2. Unbelievably high discounts/low prices
No merchants will sell goods at loss for themselves. 70%, 80%, 90% markdowns are not trustworthy even during sales events such as the aforementioned Black Friday. In some cases, scam websites have the initial price low without saying anything about discounts, but they will most likely be outrageous, like $30 for a bed or $10 for a branded leather bag. Goods may be sold for cheap, but every sell-off has its logical limits.
3. No customer support.
That factor distinguishes scam sites from the benign ones, even newly established. When a site is about to scam the buyers, there’s no need to bother about answering their questions. Check out the “About us” or “Info” page – the page will most likely have no contact info at all.
When they offer an email, or even a phone number to reach them out, there is a huge possibility that these emails and numbers will be unresponsive to your request.
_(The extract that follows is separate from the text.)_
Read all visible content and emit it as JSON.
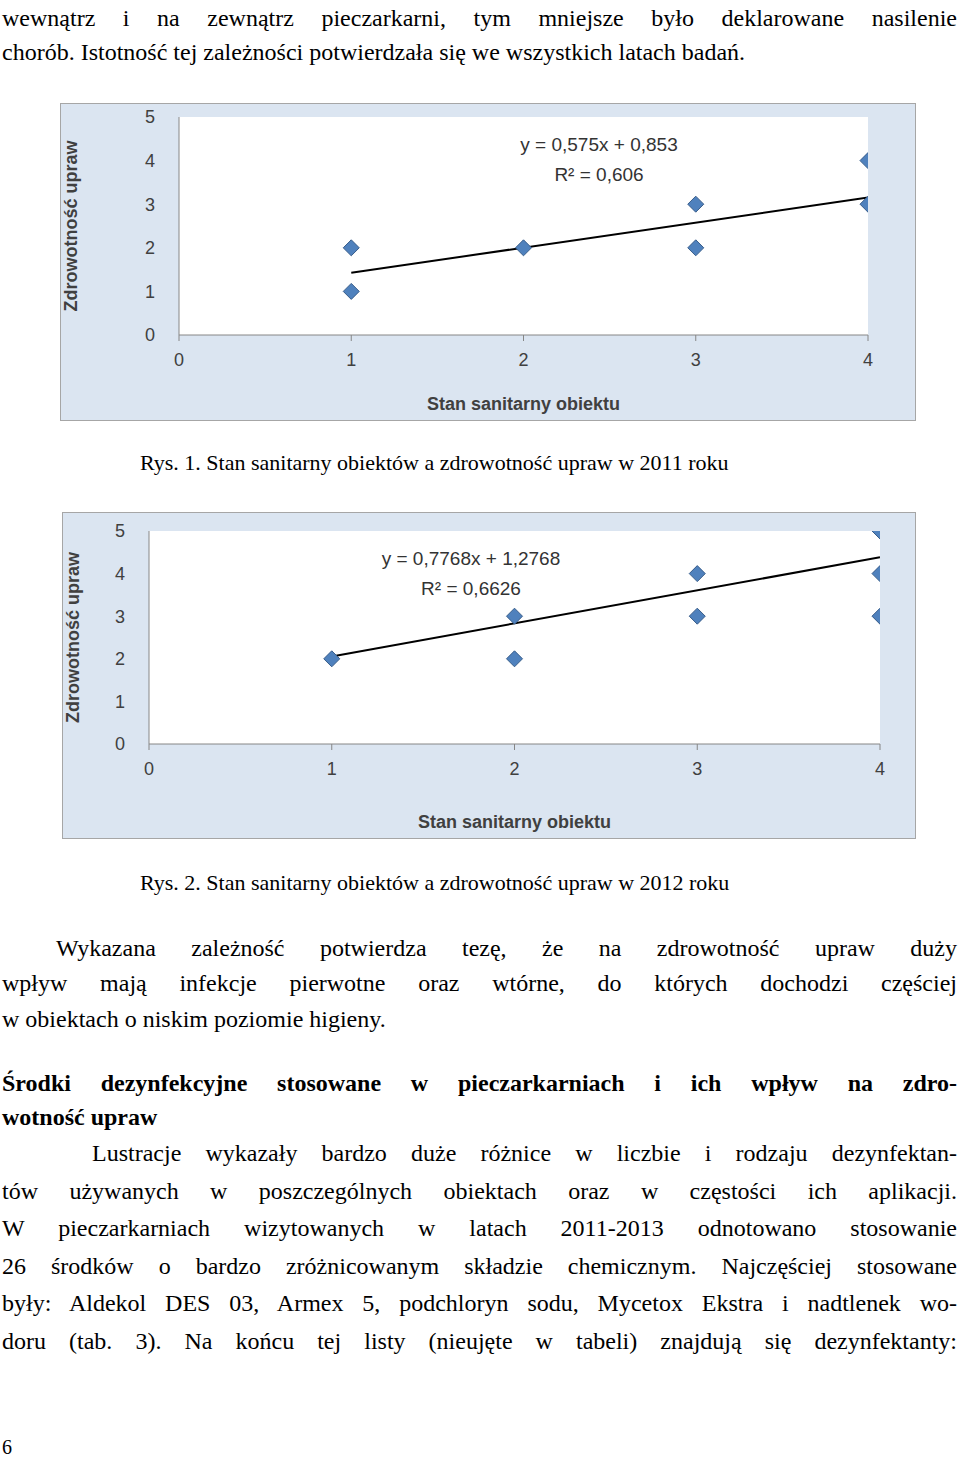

This, or they will answer you with generic text regardless of your inquiry.
As frauds tend to reuse numbers and emails for specifying them as “support”, you can search them on Google. When they appear on a totally different website, be sure you’re facing a blatant scam.
4. Payments via payment systems that does not support refunds
This scam indicator is not a guarantee, as there are plenty of trustworthy services and shops using direct bank transfers, CashApp, Venmo or similar payment systems. All of them though have the same pitfall I’ve already mentioned above: they do not suppose any refunds. And this is what makes it so attractive to scammers – once you paid for the order, there’s no way to get the money back.
Some websites may also ask for payments in crypto, which feature even less control. While crypto transactions expand their presence slowly, they still remain a beloved bay for different scammers.
5. Items’ images are sourced from another page
As rascals are unlikely to have any goods, they are not able to shoot unique pictures. Thus their only option is to steal these images elsewhere. When fraudsters sell identical goods on different pages, you can find such images on similarly-looking scam pages. By reverse image searching on Google, you can prove the uniqueness of an image.

Image duplicates on another scam site, as well as on Amazon and Walmart sites
6. Design repeats the one of a different page
This is the continuation of the stolen images I’ve just described. As scammers may use the same topic repeatedly, they reuse the same web design under the new URL, and voila – a new scam is ready to rock-n-roll! In some cases, reverse image search on Google advice I’ve mentioned above may lead you to the identical copy of the page you’ve started on. It makes uncovering such frauds pretty easy, but scammers who create them never aim at cautious users.

Example of scam sites that duplicate each others’ design
Frequently Asked Questions about the Colordate.com Scam
- Contact your bank or card provider and ask about chargeback options.
- Save screenshots, receipts, tracking numbers, and emails as evidence.
- Change reused passwords and enable two-factor authentication on important accounts.
- Watch for follow-up phishing emails pretending to offer refunds or delivery updates.